Стефу эта загадочность только напугала. С лица исчезла улыбка.
— Вы же знаете, что я за Зигмасом была, как за каменной стеной. Теперь, когда его нет, я это особенно чувствую.
— Пасынок донимает?
— Совсем обнаглел. Уже требует не половину доходов от дома, а три четверти,
— Кто у них родился?
— Мальчик. Как пасынок заявил: «Вы, наверно, самая молодая бабушка на свете. Ничего, что не родной, все равно внук». Наверно, вырастет таким же вымогателем, как его отец. Тот еще при жизни Зигмаса требовал наследство. Теперь подавай ему три четверти доходов от дома.
Мария с Феликсом ее слушали, и Виктору стало казаться, что они забыли о нем. Переживания Стефы им проще разделить…
Нет, Мария не только сочувствует. Она явно озабочена.
— Не стоит с ним ссориться. По крайней мере, пока тут хозяйничают эти «хайльгитлеры». Он, кажется, с ними в хороших отношениях.
— А кто ссорится? Я даже предложила ему переписать половину дома на него, пусть подавится. Не хочет. Смеется, змей. «А если вернутся Советы, опять национализируют дом, объявят буржуем и вывезут в Сибирь? Пусть уж лучше тебя вывозят. Ведь тебе папочка оставил дом, ты и считайся его владелицей. Только вот денежками, которые получаешь от жильцов, поделись.
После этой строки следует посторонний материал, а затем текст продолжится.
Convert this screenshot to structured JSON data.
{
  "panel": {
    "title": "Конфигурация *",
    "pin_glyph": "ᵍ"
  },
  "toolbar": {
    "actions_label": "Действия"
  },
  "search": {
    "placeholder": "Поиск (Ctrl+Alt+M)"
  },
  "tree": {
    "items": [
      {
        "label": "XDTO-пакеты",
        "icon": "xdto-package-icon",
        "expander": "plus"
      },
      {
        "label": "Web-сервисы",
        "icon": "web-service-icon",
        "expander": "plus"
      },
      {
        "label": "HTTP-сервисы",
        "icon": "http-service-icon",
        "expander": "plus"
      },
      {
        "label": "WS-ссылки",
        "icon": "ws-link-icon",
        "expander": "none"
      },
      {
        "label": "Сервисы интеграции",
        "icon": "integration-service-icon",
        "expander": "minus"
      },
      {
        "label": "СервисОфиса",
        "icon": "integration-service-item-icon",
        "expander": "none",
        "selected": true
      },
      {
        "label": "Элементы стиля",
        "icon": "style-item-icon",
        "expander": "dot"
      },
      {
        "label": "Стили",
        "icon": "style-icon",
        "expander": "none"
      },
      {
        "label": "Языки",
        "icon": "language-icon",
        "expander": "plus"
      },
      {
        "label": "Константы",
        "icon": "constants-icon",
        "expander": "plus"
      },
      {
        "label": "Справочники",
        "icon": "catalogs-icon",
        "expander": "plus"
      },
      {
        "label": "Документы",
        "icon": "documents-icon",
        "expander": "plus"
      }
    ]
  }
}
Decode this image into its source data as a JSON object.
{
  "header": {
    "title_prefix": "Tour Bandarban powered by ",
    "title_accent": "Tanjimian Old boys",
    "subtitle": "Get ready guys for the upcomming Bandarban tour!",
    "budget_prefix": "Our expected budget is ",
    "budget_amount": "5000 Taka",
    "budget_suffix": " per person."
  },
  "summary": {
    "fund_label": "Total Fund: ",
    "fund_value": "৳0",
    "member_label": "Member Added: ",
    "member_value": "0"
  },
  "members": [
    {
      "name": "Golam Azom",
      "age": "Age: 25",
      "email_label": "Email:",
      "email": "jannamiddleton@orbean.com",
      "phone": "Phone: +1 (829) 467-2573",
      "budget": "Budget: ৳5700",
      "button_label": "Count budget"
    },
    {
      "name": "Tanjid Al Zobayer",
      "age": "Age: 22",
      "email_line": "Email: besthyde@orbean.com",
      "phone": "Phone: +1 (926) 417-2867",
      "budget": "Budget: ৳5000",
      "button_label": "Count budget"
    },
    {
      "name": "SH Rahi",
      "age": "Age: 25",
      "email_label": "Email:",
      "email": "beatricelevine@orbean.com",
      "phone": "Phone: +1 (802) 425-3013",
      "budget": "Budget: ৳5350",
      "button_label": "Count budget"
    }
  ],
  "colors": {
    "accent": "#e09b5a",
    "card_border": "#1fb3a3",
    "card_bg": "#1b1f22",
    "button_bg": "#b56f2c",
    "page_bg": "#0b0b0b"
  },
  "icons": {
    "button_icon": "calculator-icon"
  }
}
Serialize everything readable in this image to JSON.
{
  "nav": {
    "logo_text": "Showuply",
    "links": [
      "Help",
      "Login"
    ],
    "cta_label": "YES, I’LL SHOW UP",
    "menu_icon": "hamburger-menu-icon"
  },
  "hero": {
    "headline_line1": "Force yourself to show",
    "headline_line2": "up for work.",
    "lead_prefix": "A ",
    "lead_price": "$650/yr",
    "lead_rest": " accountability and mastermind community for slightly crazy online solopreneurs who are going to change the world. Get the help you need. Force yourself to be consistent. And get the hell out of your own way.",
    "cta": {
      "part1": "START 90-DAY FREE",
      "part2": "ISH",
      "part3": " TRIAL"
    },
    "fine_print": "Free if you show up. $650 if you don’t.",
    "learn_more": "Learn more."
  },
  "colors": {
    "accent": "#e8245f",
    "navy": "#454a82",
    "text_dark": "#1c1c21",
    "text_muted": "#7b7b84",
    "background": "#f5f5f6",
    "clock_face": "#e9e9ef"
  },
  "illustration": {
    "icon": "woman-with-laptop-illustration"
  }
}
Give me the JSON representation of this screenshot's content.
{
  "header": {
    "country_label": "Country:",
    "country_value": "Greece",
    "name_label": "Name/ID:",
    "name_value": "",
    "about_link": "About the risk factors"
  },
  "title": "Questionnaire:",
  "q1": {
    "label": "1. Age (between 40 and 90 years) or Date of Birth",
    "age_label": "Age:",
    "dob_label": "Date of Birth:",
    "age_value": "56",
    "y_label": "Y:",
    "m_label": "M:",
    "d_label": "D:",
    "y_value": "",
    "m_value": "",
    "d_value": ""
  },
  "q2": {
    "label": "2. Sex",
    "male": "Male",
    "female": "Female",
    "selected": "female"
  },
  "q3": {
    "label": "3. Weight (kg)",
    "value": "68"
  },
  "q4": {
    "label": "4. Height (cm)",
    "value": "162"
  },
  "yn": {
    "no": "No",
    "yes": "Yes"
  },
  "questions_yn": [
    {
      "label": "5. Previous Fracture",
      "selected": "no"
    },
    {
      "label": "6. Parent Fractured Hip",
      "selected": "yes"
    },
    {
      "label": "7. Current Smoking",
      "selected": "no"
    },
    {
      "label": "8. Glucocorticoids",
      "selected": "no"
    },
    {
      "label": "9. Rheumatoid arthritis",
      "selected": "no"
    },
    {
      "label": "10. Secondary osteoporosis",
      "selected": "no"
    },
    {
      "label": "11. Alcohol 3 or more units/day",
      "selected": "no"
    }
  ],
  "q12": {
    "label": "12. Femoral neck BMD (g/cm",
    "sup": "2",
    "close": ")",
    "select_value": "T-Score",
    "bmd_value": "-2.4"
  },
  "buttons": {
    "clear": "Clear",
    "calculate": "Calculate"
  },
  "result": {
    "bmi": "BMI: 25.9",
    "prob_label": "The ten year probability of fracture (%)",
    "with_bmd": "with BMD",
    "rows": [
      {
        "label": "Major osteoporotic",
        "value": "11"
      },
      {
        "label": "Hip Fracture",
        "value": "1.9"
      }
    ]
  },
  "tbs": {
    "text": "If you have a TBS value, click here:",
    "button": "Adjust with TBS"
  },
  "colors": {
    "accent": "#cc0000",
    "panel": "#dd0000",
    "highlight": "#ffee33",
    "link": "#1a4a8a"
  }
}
По-родственному, конечно».
— И все-таки не ссорься с ним, — повторила Мария. — Но я… мы… хотели тебя попросить…
— Дело в том, — Феликс, видно, решил объяснить прямо, — что Алине с ребенком некуда деваться. Из гетто вырвались, но сидят в каком-то насквозь промерзшем подвале. Считай, почти на улице.
Стефа вздохнула.
— Мы бы не стали тебя беспокоить, — снова заговорила Мария. — Но у нас, сама знаешь, живет немецкий офицер. И в квартире напротив живет.
Стефа испуганно смотрела на них.
— Ко мне ведь тоже могут вселить. Или к кому-нибудь из моих жильцов.
Феликс пожал плечами.
— Вряд ли, если до сих пор не вселили. Зачем стеснять господ, живущих в таком респектабельном доме? С ними надо, по крайней мере, до поры до времени, заигрывать.
— Да и… некуда.
— Можно в самую маленькую комнатку, — решился встрять Виктор. — Даже в каморку. Только замаскировать вход шкафом.
Стефа молчала. А Мария то загибала край клеенки на столе, то распрямляла его.
— С едой мы, конечно, поможем.
— Не в еде дело. Запрещено ведь. И если кто-нибудь, даже прислуга, донесет…
— Вероника?! Она не только не донесет…
Стефа прервала ее:
— Я Веронику уволила. Поверила, дуреха, какому-то сердцееду, что женится. — Она умолкла, явно ожидая сочувствия. Не дождавшись, принялась оправдываться: — Не могу же я устраивать в своем доме приют для обманутых девиц. Да и какая из прислуги с ребенком работница? Я уже наняла другую. Старую деву, по крайней мере, на свидания бегать не будет.
Мария по-прежнему загибала и распрямляла край клеенки. Феликс о чем-то думал.